Even though there is something magical about the photographs of dancing Northern Lights on a cold, dark blue winter sky, the phenomenon is more common during spring and autumn.
The perfect seasons to view the Northern Lights are around the vernal and autumnal equinox. This is when the Earth has the best position with regards the solar wind, which radiates energy to Earth’s magnetic field. This is why there are more of the magical, magnetic storms known as Northern Lights during autumn and spring than summer or winter.
The best geographical spots in Finland to see the Northern Lights are, according to the Finnish Meteorological Institute, for example, Kilpisjärvi and Utsjoki areas in Northern Lapland, where the lights flame sometimes on three nights out of four. The best hour to view the Northern lights is around midnight, and the sky has to be clear and dark enough to spot the lights. In fact, the sky is most often clear on cold winter nights, which is why it is often misunderstood that winter is the best time to see the Northern Lights.
In Finnish, the Northern Lights are called ‘revontuli’, which means the flames of the fox. In Northern Finnish folklore, a “firefox” is a mythical animal and every hunter’s dream catch. To kill a firefox meant some sort of a fulfillment in life – and on top of this spiritual aspect, the hunter would also become reach and famous! From early on, the fox was associated with flames, as furs made of a fox can actually sparkle when touched during dry weather. This inspired the early Finns to dream of stories of Northern Lights: how they are born when a fox’s fluffy tail brushes against cliffs or snow, or how the fox’s sides hit a tree as it is running away.
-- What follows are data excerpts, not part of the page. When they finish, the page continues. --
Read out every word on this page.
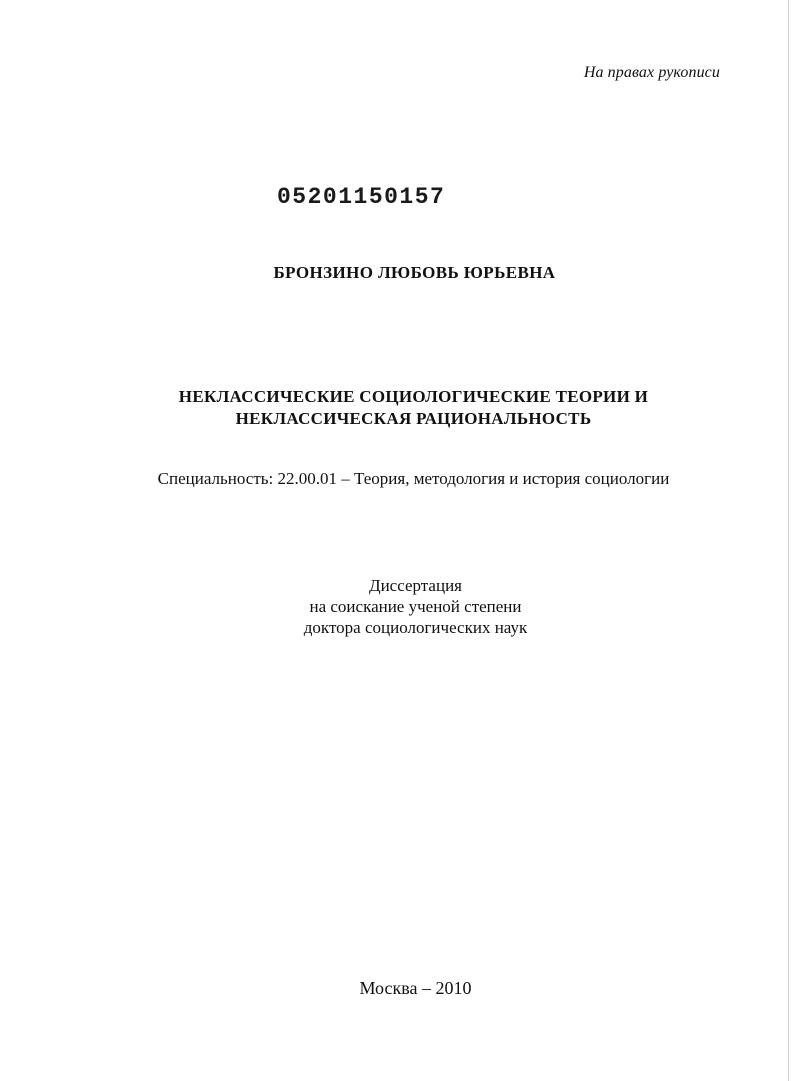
На правах рукописи
05201150157
БРОНЗИНО ЛЮБОВЬ ЮРЬЕВНА
НЕКЛАССИЧЕСКИЕ СОЦИОЛОГИЧЕСКИЕ ТЕОРИИ И
НЕКЛАССИЧЕСКАЯ РАЦИОНАЛЬНОСТЬ
Специальность: 22.00.01 – Теория, методология и история социологии
Диссертация
на соискание ученой степени
доктора социологических наук
Москва – 2010
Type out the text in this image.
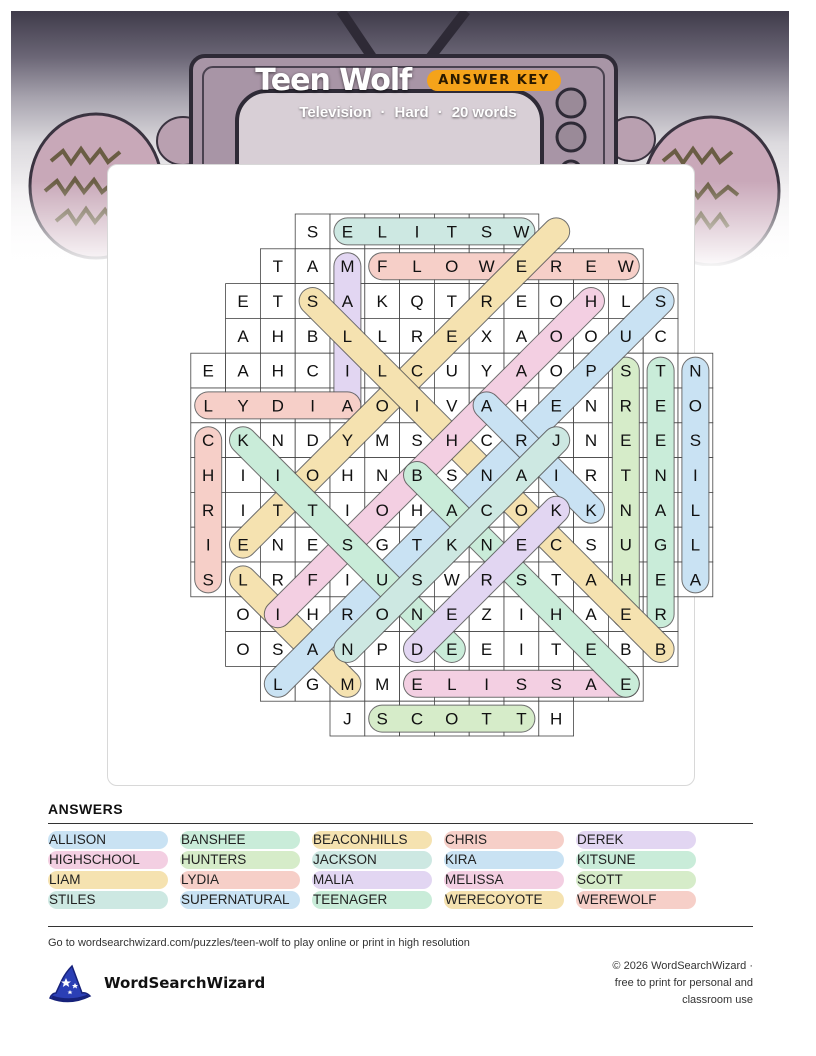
Teen Wolf	ANSWER KEY
Television · Hard · 20 words
S E L I T S W
T A M F L O W E R E W
E T S A K Q T R E O H L S
A H B L L R E X A O O U C
E A H C I L C U Y A O P S T N
L Y D I A O I V A H E N R E O
C K N D Y M S H C R J N E E S
H I I O H N B S N A I R T N I
R I T T I O H A C O K K N A L
I E N E S G T K N E C S U G L
S L R F I U S W R S T A H E A
O I H R O N E Z I H A E R
O S A N P D E E I T E B B
L G M M E L I S S A E
J S C O T T H
ANSWERS
ALLISON	BANSHEE	BEACONHILLS	CHRIS	DEREK
HIGHSCHOOL	HUNTERS	JACKSON	KIRA	KITSUNE
LIAM	LYDIA	MALIA	MELISSA	SCOTT
STILES	SUPERNATURAL	TEENAGER	WERECOYOTE	WEREWOLF
Go to wordsearchwizard.com/puzzles/teen-wolf to play online or print in high resolution
WordSearchWizard
© 2026 WordSearchWizard ·
free to print for personal and
classroom use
Despite the Northern Lights being more typically located in Finnish Lapland, they are also occasionally spotted in South Finland about once a month – bearing in mind that in the south, and especially in Helsinki, the city lights often prevent people from seeing the firefox’s tale’s magical brush.
But wherever you are, if you hear rumors of Northern Lights appearing, just gaze at the northern horizon and wait for the fox to start its run.